Aura Miguel, que já acompanhou 102 viagens papais, destacou a dimensão inovadora do pontificado do papa polaco que “rompeu protocolos”. “João Paulo II introduziu este arejamento, esta naturalidade de relacionamento com as pessoas que agora já estamos habituados com o papa Francisco. Foi o papa João Paulo II quem verdadeiramente deu início a este estilo”, afirmou, acrescentando tratar-se de um “estilo de ser papa que ainda hoje perdura”. “É uma intuição pastoral que ainda continua”, reforçou.

Relativamente a Bento XVI, que considerou ter “uma inteligência raríssima” “que se misturava com humildade” e ter sido “injustamente” “muito mal-amado” pela imprensa, a jornalista acrescentou que todo o seu pontificado serviu para “aprofundar verdadeiramente as razões da fé”. “A grande batalha do pontificado do papa Bento XVI foi tentar explicar e ajudar-nos a perceber que fé e razão dão-se bem uma com a outra”, referiu, considerando que o pontífice alemão “é o papa da consolidação da fé, um verdadeiro doutor da Igreja que vai ser reconhecido daqui a mais tempo de certeza pelo grande nível que ele manifestou em tudo o que escreveu, disse e ensinou, ao nível de um São Tomás de Aquino”.

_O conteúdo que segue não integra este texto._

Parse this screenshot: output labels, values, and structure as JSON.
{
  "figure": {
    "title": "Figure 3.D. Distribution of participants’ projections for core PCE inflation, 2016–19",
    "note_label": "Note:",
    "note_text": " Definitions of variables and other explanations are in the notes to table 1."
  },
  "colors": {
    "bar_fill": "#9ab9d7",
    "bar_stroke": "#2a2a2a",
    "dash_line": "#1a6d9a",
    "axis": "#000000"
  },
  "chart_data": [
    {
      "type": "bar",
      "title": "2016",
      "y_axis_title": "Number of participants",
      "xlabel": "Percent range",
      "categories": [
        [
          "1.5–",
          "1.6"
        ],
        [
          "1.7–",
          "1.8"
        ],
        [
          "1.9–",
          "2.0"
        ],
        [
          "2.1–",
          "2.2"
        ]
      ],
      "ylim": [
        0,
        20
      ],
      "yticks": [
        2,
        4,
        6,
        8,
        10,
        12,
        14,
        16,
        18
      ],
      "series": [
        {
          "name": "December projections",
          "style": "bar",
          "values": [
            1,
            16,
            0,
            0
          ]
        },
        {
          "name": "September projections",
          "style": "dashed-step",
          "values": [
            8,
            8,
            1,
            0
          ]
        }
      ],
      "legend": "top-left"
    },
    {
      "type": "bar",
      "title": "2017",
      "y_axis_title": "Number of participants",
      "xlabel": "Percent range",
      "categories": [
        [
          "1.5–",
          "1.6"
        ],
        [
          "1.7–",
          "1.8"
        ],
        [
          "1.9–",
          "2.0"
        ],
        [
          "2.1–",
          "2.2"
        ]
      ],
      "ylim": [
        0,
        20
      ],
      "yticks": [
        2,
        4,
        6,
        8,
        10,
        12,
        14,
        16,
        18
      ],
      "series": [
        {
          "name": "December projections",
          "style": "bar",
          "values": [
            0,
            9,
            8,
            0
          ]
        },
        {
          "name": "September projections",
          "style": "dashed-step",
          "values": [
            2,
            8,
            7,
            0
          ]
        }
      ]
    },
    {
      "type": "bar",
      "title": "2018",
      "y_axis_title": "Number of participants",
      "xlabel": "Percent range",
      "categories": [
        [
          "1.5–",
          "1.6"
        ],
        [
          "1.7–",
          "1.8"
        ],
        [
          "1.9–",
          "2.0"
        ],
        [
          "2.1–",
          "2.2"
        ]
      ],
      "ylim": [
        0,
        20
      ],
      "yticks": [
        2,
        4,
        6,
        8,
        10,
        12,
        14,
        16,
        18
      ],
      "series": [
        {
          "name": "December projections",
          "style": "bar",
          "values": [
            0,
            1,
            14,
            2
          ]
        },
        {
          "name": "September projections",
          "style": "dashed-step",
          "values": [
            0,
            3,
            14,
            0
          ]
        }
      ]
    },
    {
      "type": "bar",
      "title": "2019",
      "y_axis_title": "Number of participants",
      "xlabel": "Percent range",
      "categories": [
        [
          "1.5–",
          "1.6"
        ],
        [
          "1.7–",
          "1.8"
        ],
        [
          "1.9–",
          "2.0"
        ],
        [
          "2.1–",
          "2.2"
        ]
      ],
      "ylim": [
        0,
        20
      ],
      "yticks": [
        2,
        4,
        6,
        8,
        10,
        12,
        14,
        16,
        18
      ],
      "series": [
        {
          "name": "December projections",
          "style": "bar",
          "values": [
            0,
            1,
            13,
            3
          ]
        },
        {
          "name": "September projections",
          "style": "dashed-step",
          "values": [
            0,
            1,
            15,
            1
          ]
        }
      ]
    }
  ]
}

A vaticanista evidenciou o papa Francisco como “um outsider,” porque vindo “de um outro continente”, “que ainda valoriza mais o estilo do ser próximo” de João Paulo II. Aura Miguel falou de um “novo estilo” que Francisco “está a tentar introduzir na Igreja para não ser distante, nem moralista, nem rígida, mas acolhedora”. A oradora aludiu a uma “clara preferência” do papa argentino por “contextos de sofrimento”, e concretamente pelos “esquecidos” e “marginalizados”, de modo que lhes “dedica mesmo várias horas”. “A questão da caridade tem a ver com as opções de viagens que ele também faz. Esta faceta da atenção ao outro é impressionante”, garantiu, acrescentando que gosta de pensar em João Paulo II como o “papa da esperança”, Bento XVI como o “papa da fé”, e Francisco como o “papa da caridade”.

Aura Miguel disse ainda que outra das facetas de Francisco é realçar também a “dimensão da fragilidade humana de Pedro”. “É o primeiro papa que se confessa publicamente”, sustentou.